Taran the Assistant Pig-Keeper wants to become a hero, joined by Eilonwy, the strong-willed and sharp-tongued princess; Fflewddur Fflam, the hyperbole-prone bard; the ever-faithful Gurgi; and the curmudgeonly Doli–all of whom have become involved in an epic struggle between good and evil that shapes the fate of the legendary land of Prydain.
The Book of Three by Lloyd Alexander is the first book in The Chronicles of Prydain.
Ever since finding out that The Black Cauldron (a film I was totally in love with as a child) was based on a book series, I had to start this series. Although it’s a children’s book, I really enjoyed the story and the characters and I will definitely be reading the second book.
I really love books with illustrated covers, and this is no exception. It shows what’s going on in the book really well, and it’s very pretty too. I’m not so keen on the border, but it still works well.
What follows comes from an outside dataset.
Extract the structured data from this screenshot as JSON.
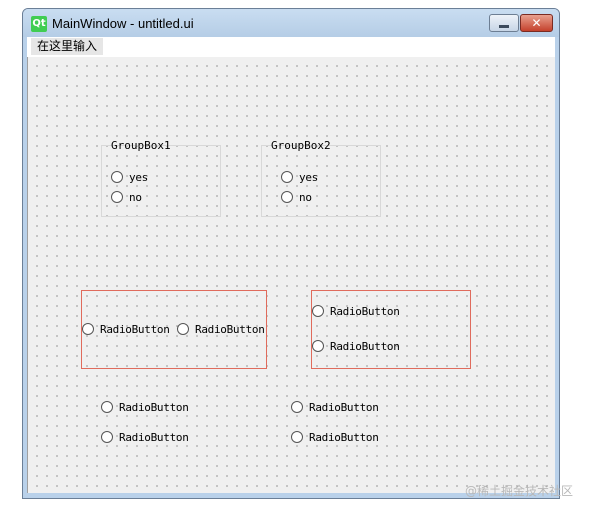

There’s always a lot going on this book. The Book of Three follows the story of Taran and what happens when his pig, Hen Wen, goes missing. It’s a really fun ride with lots of great characters and a nice storyline. The writing isn’t all that gripping, but the plot definitely makes up for it. It’s easy to follow the events of this book and it does leave you wondering what will happen in some parts of the book.
There’s a large cast of characters who are all a lot of fun. Taran, the main character, wants to be a hero. He’s always dreamed of fighting and being like the famous Prince Gwydion. He’s a typical young boy with plenty of aspirations but who can also be stubborn or rude. I though he was well-written and he did have a nice arc as he learnt more about himself throughout the book. I also liked the element of mystery surrounding his parents and the fact that no one will tell him who they are.
There are plenty of other characters too, such as Eilonwy, Fflewddur Fflam, Doli and Gurgi. They’re all typical fantasy characters – the princess, the bard, the dwarf and the strange creature that no can figure out. Okay, maybe not all that typical. They all have a lot of fun together, and I really liked the way their relationships with each other developed, especially Taran/Gurgi which grew from hatred to friendship.
Welsh mythology plays a large part in this book. It’s set in the mythical land of Prydain, which is based on the Wales of the middle ages where a lot of Britain did speak various versions of Welsh. As a Welsh person, I loved the references to real people who had lived in that era, such as Taliesin, and also the way mythology was written into the story. I especially loved the used of Annwn and the underworld.
I really enjoyed this book, and I would definitely recommend it to anyone who wants to read more about Wales, Welsh mythology, fantasy or children’s literature.
“Neither refuse to give help when it is needed,… nor refuse to accept it when it is offered.”